As the Ultralight rocks are no longer on the website, does that mean these replace the ultralights? I like the ultralights but they're a bit delicate.
 BarrySW19 20 Aug 2015
In reply to BnB:

> What's not to like (apart from carrying 2 sets if it's not your style)?

The strength rating. If I can choose between taking a set of Wallnuts plus either a set of these or a set of DMM offsets (plus maybe the largest brass offset) then, for an extra 50 grams I can have a full strength set of nuts by going with the DMM option. I suspect that for, probably, less than that 50 grams WC could have made these 10kN, which I think would have been a better choice.
 andrewmc 20 Aug 2015
In reply to UKC Gear:

Anyone in this thread ever actually broken a nut?

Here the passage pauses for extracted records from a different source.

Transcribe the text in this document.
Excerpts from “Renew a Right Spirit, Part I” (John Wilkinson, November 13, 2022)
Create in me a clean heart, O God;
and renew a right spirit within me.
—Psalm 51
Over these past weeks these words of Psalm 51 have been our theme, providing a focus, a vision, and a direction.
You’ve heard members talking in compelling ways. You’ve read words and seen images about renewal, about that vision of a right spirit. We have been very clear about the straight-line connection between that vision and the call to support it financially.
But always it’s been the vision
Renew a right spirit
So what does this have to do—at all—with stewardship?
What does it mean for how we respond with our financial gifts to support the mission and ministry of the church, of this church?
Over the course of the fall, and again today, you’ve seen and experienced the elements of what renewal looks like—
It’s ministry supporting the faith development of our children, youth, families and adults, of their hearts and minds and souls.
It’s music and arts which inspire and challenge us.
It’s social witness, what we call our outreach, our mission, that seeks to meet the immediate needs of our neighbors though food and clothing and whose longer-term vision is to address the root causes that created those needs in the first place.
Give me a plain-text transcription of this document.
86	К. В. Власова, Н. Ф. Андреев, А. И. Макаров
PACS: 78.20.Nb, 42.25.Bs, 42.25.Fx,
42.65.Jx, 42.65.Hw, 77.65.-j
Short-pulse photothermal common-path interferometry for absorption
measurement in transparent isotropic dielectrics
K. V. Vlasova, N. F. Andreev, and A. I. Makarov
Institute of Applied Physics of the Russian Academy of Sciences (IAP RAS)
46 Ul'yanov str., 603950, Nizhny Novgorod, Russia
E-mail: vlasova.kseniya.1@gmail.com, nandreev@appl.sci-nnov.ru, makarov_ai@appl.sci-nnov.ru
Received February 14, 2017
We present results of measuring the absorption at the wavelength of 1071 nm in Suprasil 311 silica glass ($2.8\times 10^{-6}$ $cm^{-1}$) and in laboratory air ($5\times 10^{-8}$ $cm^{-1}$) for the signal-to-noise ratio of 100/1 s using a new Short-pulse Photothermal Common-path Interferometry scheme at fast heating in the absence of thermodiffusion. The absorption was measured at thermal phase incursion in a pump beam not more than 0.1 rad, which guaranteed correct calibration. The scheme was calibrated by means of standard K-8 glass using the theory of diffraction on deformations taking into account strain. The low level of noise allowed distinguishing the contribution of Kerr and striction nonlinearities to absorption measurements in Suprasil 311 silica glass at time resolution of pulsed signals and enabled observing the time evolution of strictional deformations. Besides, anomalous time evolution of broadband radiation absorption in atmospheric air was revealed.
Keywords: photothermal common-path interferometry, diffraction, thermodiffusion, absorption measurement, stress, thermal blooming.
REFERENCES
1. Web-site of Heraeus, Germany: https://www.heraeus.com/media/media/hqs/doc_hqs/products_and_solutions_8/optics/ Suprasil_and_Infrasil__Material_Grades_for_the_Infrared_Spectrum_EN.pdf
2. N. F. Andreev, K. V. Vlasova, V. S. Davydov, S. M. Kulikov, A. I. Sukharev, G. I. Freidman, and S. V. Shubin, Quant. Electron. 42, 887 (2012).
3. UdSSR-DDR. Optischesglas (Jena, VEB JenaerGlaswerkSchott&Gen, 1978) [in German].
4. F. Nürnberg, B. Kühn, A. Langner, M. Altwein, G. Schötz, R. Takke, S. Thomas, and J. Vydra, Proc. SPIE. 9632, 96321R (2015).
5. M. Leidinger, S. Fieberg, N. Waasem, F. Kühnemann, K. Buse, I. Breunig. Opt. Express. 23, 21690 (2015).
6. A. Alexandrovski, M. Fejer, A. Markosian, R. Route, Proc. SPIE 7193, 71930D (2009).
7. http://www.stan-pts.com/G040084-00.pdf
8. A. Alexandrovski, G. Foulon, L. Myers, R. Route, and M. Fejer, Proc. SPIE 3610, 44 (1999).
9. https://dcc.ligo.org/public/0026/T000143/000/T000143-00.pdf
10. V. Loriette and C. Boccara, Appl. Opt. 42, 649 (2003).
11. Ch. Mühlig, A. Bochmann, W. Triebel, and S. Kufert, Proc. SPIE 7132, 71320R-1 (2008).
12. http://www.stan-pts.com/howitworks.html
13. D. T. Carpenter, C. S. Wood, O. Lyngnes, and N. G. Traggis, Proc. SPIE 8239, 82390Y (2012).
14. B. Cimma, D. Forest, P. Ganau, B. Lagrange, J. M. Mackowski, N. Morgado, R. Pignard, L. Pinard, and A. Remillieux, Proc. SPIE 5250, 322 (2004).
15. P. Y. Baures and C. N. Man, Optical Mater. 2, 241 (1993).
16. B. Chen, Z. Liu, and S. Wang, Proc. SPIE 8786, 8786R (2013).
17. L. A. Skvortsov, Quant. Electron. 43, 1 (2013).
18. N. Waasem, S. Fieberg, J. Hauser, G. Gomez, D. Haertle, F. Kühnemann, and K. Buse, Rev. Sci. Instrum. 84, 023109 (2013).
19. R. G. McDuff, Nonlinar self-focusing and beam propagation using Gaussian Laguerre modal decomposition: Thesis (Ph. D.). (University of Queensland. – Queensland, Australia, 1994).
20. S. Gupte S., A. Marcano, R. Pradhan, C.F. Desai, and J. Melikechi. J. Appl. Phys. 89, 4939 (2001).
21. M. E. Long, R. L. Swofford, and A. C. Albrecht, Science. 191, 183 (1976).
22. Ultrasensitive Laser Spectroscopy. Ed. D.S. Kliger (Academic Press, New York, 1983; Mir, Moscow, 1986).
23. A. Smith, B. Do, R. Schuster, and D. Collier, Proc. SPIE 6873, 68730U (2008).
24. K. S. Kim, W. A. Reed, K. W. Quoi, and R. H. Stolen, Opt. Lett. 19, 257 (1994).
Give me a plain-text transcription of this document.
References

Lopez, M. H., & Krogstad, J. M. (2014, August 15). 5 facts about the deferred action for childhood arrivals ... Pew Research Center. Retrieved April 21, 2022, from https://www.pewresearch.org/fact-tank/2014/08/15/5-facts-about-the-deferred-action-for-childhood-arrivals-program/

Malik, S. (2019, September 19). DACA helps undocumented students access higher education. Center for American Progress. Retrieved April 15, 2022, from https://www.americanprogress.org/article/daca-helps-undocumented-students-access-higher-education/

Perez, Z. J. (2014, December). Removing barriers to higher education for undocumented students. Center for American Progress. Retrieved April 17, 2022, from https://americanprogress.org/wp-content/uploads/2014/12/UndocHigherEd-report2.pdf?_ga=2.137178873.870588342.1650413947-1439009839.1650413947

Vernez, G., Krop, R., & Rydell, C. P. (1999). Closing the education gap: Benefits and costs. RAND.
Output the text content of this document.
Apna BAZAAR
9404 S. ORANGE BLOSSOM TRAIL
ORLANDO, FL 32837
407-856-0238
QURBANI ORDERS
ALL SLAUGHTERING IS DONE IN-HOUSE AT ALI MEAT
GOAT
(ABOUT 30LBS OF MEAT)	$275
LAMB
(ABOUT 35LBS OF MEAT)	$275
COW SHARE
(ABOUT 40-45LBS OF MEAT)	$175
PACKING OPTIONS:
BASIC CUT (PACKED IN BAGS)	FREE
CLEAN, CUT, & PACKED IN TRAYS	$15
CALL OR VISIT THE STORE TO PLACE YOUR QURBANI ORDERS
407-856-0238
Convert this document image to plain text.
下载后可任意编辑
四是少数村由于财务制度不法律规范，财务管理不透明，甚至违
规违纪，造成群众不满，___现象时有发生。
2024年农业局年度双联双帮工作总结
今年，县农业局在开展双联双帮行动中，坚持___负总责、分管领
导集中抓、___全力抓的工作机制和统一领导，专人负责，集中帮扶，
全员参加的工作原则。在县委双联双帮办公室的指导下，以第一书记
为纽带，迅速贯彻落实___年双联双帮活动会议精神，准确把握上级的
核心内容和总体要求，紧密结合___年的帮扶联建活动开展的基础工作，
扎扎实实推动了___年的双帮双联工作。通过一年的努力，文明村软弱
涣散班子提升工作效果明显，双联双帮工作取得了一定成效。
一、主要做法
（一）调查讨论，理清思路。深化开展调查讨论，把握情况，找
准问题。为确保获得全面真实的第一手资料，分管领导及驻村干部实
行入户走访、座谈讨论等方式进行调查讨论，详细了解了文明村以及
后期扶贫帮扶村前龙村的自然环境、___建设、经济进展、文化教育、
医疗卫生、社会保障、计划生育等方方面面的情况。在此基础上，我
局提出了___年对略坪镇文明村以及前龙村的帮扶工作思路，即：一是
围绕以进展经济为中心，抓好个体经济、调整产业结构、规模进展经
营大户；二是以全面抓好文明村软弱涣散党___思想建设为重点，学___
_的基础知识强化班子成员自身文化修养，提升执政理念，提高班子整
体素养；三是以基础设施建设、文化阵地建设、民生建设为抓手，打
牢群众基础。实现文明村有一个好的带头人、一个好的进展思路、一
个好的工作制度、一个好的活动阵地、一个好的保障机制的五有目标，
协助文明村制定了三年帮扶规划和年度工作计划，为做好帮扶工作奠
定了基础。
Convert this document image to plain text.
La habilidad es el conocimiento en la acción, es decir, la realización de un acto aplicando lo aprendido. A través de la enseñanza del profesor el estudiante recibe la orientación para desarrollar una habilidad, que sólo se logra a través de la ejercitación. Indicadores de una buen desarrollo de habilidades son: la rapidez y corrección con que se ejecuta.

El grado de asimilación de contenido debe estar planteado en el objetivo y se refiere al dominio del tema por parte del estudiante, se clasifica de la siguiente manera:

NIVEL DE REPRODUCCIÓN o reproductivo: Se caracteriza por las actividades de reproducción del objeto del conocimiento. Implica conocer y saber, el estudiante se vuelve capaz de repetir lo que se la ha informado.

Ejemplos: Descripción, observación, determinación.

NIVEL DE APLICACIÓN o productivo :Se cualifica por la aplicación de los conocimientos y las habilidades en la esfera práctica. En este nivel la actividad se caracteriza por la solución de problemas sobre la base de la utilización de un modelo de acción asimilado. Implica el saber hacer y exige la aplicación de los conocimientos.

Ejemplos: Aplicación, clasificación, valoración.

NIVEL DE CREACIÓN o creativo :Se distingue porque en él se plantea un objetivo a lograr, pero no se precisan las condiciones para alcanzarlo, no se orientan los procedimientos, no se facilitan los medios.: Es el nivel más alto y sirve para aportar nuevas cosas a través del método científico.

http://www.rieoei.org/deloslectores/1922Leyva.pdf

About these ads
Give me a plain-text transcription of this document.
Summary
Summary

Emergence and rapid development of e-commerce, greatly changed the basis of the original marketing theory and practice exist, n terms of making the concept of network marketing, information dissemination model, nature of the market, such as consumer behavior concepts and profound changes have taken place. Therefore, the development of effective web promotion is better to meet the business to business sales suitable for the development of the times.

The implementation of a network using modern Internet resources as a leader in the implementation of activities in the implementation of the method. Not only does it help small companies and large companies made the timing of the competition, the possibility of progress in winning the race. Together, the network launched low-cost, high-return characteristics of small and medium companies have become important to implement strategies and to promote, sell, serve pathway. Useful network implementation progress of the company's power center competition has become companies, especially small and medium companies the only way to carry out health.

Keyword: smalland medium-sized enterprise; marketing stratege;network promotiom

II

Otherwise this is a bit of a moot point... (much as I love DMM over Wild Country)
 John Kelly 20 Aug 2015
In reply to andrewmcleod:

> Anyone in this thread ever actually broken a nut? Otherwise this is a bit of a moot point... (much as I love DMM over Wild Country)

it's trad, most the time we don't even weight the gear, the point is belief

(wc for me)
 CurlyStevo 20 Aug 2015
In reply to andrewmcleod:
Your argument is flawed for at least two reasons:
- By definition most people are unlikely to fall off on to small gear as firstly up until the superlights only a number 1 nut and below was rated under 12 kn by DMM / WC. By definition climbers are unlikely to fall far on to small weaker gear as they will tend to operate more within their capabilities and back off etc.

- Taking a small subsample of climbers fall history does not negate the argument that the weight saving may not be worth it when weighed up against the potentially catastrophic consequences of gear failure in otherwise good placements. I doubt any of my falls bar 1 in my early climbing career have loaded the gear over 4kn, that doesn't mean its a good idea to shave grams off my rack until it's all rated to 4kn.

IMO if every climber only climbed on kit that was rated to 7kn there would be issues occurring with failure, I guess it depends if you consider that minimal extra risk worth it for a small weight saving.